I currently own Soundmagic PL-21 and would like an upgrade.
As per my price range(within 2.5k) i can only two IEMs thats worth the buy:- the PL-50 and Brainwavz M2. Both are fantastic as far as i have read and am totally confused, i do know PL-50 lacks in bass but still the PL-50 soundstaging is more brilliant than M2 that too at a bit cheaper price. Has anyone been using any of the two IEMs? Would like an AudioHead to help me out.


----------



## teejay_geekEd (Sep 19, 2011)

That decision totally depends on what kind of sound signature do u like?
What kind of music do u listen to? Do the king of music that you listen require bass or soundstage or mids? 
It'd be good if you could give more information as the decision is very much dependent on what the user prefers to listen to?

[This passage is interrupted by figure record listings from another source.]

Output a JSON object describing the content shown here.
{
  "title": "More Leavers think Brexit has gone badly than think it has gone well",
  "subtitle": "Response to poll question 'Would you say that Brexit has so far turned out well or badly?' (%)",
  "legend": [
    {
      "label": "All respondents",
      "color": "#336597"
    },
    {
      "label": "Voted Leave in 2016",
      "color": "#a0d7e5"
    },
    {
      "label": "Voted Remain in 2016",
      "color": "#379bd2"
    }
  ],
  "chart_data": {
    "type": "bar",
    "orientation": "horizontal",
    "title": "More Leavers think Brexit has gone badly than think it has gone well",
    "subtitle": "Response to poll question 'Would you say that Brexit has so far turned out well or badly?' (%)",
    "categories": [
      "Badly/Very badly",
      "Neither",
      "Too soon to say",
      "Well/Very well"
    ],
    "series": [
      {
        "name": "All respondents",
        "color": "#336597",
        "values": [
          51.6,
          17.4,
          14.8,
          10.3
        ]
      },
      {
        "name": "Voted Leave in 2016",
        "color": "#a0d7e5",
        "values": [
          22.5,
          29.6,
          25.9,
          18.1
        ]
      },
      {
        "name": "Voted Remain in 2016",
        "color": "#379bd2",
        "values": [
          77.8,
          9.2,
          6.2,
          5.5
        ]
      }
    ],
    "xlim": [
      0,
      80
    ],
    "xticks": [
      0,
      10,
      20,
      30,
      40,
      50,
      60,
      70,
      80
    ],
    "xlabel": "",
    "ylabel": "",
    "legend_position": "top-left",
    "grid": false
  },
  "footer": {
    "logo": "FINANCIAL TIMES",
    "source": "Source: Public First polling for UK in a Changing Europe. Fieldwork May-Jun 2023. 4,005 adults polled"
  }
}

I have the brainwavz M2 and you can ask me about it if you have any questions.


----------



## tasamono (Sep 19, 2011)

Thanks for replying.
I listen to everything from country to trance(weird huh? ).Thats why kind of looking for a all round performer. How M2's bass?Appreciate a short quick review.I know M2's bass is better than Pl-50 but again PL-50  cheaper.Is the extra money to be spent on M2 worth it?


----------



## doomgiver (Sep 20, 2011)

brainwavz m2 all the way.

pl 50 dont even come close.


----------



## teejay_geekEd (Sep 20, 2011)

M2 all the way. Pl 50 is no match for it.
pl50 just has liquid smooth mids but M2 pwns it.
I love listening to trance on M2 since the bass is amazing, quick and perfect in every sense for the price.
You will love it, no doubt about that.

Pl50 are extremely bass light, you'll crave for bass if you are even one cent of a bass lover.


----------



## tasamono (Sep 20, 2011)

^Thnks, looks like in that case even PL-30 is a better option since its has got a decent bass? Where to get the M2, Lynx India?

BTW what do you listen to in Trance?


----------



## mithun_mrg (Sep 20, 2011)

try pristinenote @ebay or from TE forums(should be cheaper than ebay)
Brainwavz M2 | eBay


----------



## teejay_geekEd (Sep 20, 2011)

Pl30 isnt better than pl50. Both arent known for their bass, they're known for their spacious imaging and lush mids. 
I don't listen much to trance, just a few famous ones. I listen more to R&B, Hip-Hop and some slow rap.
Pristinenote is the best for M2.


----------



## Sarath (Sep 21, 2011)

Get it from Pristine note. I got my M1 from their ebay shop.


----------